If I understand you correctly, I can see a fairly straightforward way, and I think I can describe it clearly. I'm pretty sure I can't express it in SQL today, but I'll leave this tab open in my browser, and try to get to it tomorrow if nobody else has contributed.
╔═══════╦═════════════╦═══════════════╗
║ COLOR ║ MEASUREMENT ║ MEASURE_COUNT ║
╠═══════╬═════════════╬═══════════════╣
║ RED ║ 4 ║ 5 ║
║ RED ║ 5 ║ 3 ║
║ RED ║ 6 ║ 1 ║
║ BLUE ║ 5 ║ 4 ║
║ BLUE ║ 6 ║ 5 ║
╚═══════╩═════════════╩═══════════════╝
First, calculate which measurement represents the median. You can do that based solely on the counts. For example, for red, there are nine measurements altogether. The median measurement will be the 5th measurement. SQL for this should be straightforward.

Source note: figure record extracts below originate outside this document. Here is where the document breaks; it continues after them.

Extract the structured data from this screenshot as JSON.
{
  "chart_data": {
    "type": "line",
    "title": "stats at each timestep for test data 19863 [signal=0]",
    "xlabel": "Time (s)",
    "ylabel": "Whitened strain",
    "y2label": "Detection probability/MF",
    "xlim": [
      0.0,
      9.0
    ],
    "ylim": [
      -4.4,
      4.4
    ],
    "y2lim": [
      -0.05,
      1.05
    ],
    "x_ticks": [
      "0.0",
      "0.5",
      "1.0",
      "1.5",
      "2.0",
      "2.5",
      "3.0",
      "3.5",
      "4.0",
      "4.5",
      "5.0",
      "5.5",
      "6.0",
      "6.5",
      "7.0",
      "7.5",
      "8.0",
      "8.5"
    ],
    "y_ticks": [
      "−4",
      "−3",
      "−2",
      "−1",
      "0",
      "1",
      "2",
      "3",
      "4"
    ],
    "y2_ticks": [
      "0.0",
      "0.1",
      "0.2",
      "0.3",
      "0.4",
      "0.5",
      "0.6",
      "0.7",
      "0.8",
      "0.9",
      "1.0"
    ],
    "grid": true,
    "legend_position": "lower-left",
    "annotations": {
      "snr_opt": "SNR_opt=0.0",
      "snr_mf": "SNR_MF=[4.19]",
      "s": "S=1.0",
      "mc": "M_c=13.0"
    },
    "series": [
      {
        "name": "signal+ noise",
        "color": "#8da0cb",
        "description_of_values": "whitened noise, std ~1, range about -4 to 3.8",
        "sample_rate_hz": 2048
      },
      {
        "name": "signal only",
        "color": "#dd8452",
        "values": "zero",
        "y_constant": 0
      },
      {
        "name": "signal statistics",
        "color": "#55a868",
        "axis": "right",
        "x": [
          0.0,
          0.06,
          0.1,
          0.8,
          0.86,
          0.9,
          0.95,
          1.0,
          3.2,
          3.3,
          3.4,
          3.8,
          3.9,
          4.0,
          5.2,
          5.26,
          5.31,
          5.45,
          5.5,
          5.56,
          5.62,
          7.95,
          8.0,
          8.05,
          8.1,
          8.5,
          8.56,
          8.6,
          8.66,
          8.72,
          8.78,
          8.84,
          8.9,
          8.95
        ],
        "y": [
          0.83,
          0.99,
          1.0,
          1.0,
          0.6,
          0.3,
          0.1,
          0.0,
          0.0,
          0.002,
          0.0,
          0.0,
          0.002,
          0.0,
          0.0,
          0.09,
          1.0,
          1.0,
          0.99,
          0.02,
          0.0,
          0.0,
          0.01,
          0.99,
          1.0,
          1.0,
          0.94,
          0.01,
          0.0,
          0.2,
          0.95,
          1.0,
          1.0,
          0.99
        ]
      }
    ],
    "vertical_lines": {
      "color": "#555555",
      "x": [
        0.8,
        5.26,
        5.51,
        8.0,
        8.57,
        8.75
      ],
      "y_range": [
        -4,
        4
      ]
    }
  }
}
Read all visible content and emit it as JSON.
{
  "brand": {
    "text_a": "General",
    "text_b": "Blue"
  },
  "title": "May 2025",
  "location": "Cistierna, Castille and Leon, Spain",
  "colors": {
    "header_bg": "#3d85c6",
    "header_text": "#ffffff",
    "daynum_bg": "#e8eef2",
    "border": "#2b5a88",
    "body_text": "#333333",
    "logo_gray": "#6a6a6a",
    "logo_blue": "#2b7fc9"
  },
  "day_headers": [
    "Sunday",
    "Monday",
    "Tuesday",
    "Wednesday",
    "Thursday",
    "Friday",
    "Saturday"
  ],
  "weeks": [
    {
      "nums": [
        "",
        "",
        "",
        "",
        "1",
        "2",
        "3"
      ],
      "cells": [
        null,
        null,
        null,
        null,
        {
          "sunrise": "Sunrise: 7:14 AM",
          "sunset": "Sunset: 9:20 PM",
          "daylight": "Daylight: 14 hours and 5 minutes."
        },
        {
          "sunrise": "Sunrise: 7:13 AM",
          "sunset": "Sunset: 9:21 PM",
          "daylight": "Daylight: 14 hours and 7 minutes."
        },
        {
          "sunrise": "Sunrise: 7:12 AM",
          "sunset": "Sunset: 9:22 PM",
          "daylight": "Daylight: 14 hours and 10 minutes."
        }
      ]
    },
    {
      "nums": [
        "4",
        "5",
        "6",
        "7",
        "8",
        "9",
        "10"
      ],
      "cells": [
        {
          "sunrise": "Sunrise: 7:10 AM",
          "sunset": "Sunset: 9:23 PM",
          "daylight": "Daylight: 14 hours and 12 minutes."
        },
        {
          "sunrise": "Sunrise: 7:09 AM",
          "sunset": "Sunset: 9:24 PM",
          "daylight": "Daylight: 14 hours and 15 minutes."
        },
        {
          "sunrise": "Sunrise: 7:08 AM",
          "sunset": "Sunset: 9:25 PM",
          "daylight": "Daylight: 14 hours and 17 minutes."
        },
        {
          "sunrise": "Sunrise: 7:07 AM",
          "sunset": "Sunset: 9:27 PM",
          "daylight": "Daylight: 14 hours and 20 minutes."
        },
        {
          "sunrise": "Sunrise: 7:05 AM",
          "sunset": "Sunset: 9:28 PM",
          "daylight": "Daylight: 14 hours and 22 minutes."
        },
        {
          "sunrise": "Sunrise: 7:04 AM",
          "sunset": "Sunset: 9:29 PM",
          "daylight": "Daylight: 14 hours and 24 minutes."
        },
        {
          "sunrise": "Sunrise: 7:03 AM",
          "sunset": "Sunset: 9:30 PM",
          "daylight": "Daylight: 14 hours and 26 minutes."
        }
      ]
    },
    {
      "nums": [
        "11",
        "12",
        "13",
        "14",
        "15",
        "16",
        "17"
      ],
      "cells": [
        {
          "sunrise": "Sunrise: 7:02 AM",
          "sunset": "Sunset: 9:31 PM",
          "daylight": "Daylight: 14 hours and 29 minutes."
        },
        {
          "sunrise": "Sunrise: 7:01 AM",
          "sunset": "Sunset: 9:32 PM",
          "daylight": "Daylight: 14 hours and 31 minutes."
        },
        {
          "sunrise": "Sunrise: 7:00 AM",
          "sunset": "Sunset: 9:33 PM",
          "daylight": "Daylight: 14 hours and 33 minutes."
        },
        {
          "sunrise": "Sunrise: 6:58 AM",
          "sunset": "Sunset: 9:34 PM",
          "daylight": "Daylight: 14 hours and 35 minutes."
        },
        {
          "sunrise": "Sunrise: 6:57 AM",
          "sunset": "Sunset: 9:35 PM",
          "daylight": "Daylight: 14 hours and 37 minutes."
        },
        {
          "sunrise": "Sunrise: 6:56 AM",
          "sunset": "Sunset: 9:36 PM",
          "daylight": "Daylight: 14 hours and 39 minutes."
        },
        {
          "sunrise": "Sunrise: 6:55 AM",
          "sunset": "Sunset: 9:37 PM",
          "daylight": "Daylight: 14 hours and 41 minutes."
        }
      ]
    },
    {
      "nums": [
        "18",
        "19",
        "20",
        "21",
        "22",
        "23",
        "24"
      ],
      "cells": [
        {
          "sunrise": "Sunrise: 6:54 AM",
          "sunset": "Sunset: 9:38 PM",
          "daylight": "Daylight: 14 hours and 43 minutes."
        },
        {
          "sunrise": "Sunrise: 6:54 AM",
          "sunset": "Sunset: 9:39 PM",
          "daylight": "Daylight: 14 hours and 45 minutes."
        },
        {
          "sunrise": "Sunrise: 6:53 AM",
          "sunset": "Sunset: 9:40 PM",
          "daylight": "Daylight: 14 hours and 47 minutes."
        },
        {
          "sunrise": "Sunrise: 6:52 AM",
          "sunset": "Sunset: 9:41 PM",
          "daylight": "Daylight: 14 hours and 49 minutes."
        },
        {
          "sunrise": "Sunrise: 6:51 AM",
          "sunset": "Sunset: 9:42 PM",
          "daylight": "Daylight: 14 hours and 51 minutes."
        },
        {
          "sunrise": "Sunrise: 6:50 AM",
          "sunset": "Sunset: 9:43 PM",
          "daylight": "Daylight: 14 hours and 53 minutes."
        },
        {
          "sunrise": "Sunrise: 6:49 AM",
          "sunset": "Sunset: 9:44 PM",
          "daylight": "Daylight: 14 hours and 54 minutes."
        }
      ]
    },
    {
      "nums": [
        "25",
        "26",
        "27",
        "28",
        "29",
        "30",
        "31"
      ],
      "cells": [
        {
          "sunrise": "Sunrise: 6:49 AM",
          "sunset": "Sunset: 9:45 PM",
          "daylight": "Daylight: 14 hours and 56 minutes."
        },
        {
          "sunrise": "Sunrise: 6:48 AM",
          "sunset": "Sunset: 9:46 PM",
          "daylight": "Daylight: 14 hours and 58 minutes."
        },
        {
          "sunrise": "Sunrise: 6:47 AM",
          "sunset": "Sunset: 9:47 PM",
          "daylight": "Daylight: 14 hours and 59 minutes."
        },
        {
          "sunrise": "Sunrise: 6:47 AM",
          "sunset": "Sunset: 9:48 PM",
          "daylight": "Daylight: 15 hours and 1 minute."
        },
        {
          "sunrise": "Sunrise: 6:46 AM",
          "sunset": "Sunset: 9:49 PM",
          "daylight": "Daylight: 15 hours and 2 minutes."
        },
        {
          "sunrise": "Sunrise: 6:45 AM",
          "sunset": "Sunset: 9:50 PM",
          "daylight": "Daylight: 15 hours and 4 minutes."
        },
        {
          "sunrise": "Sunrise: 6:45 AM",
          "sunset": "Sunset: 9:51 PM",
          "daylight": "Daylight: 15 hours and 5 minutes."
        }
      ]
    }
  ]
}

Second, I think you can determine which row the median measurement is in with analytic functions. For red, you determine which row the 5th measurement is in; it's in the first row. This is a little like a "running balance" problem. The value of the "measurement" column in that row is the value you're trying to determine.
The wall of code (in standard SQL, I think)
"Unwinding" the aggregates is expensive. So this might not be useful to you. I relied on common table expressions to reduce the load on my brain.
with measurements as (
select 'red' color, 4 measurement, 5 measure_count union all
select 'red' color, 5 measurement, 3 measure_count union all
select 'red' color, 6 measurement, 1 measure_count union all
select 'blue' color, 5 measurement, 4 measure_count union all
select 'blue' color, 6 measurement, 5 measure_count union all
-- Added green, even number of measurements, median should be 5.5.
select 'green' color, 5 measurement, 4 measure_count union all
select 'green' color, 6 measurement, 4 measure_count union all
-- Added yellow, extreme differences in measurements, median should be 6.
select 'yellow' color, 6 measurement, 2 measure_count union all
select 'yellow' color, 100 measurement, 1 measure_count
)
, measurement_starts as (
select
*,
sum(measure_count) over (partition by color order by measurement) total_rows_so_far
from measurements
)
, extended_measurements as (
select
color, measurement, measure_count,
coalesce(lag(total_rows_so_far) over (partition by color order by measurement), 0) + 1 measure_start_row,
coalesce(lag(total_rows_so_far) over (partition by color order by measurement), 0) + measure_count measure_end_row
from measurement_starts
)
, median_row_range as (
select color,
sum(measure_count) num_measurements,
ceiling(sum(measure_count)/2.0) start_measurement,
case
sum(measure_count) % 2 = 0
when true then ceiling(sum(measure_count)/2.0)+1
else ceiling(sum(measure_count)/2.0)
end
end_measurement
from measurements
group by color
)
, median_row_values as (
select m.color, c.measurement
from median_row_range m
inner join extended_measurements c
on c.color = m.color
and m.start_measurement between c.measure_start_row and c.measure_end_row
union all
select m.color, c.measurement
from median_row_range m
inner join extended_measurements c
on c.color = m.color
and m.end_measurement between c.measure_start_row and c.measure_end_row
)
select color, avg(measurement)
from median_row_values
group by color
order by color;
blue 6.00
green 5.50
red 4.00
yellow 6.00
The CTE "extended_measurements" expands the table of measurements to include the starting "row" number and the ending "row" number that you'd find with unaggregated data.
color measurement measure_count measure_start_row measure_end_row
--
blue 5 4 1 4
blue 6 5 5 9
green 5 4 1 4
green 6 4 5 8
red 4 5 1 5
red 5 3 6 8
red 6 1 4 4
yellow 6 2 1 2
yellow 100 1 3 3
The CTE "median_row_range" determines the starting "row" and ending "row" for the median.
color num_measurements start_measurement end_measurement
--
blue 9 5 5
green 8 4 5
red 9 5 5
yellow 3 2 2
This means that the median for 'blue' can be calculated as the average of 5th "row" and the 5th "row". That is, the median for 'blue' is simply the 5th value. The median for green is the average of the 4th "row" and 5th "row".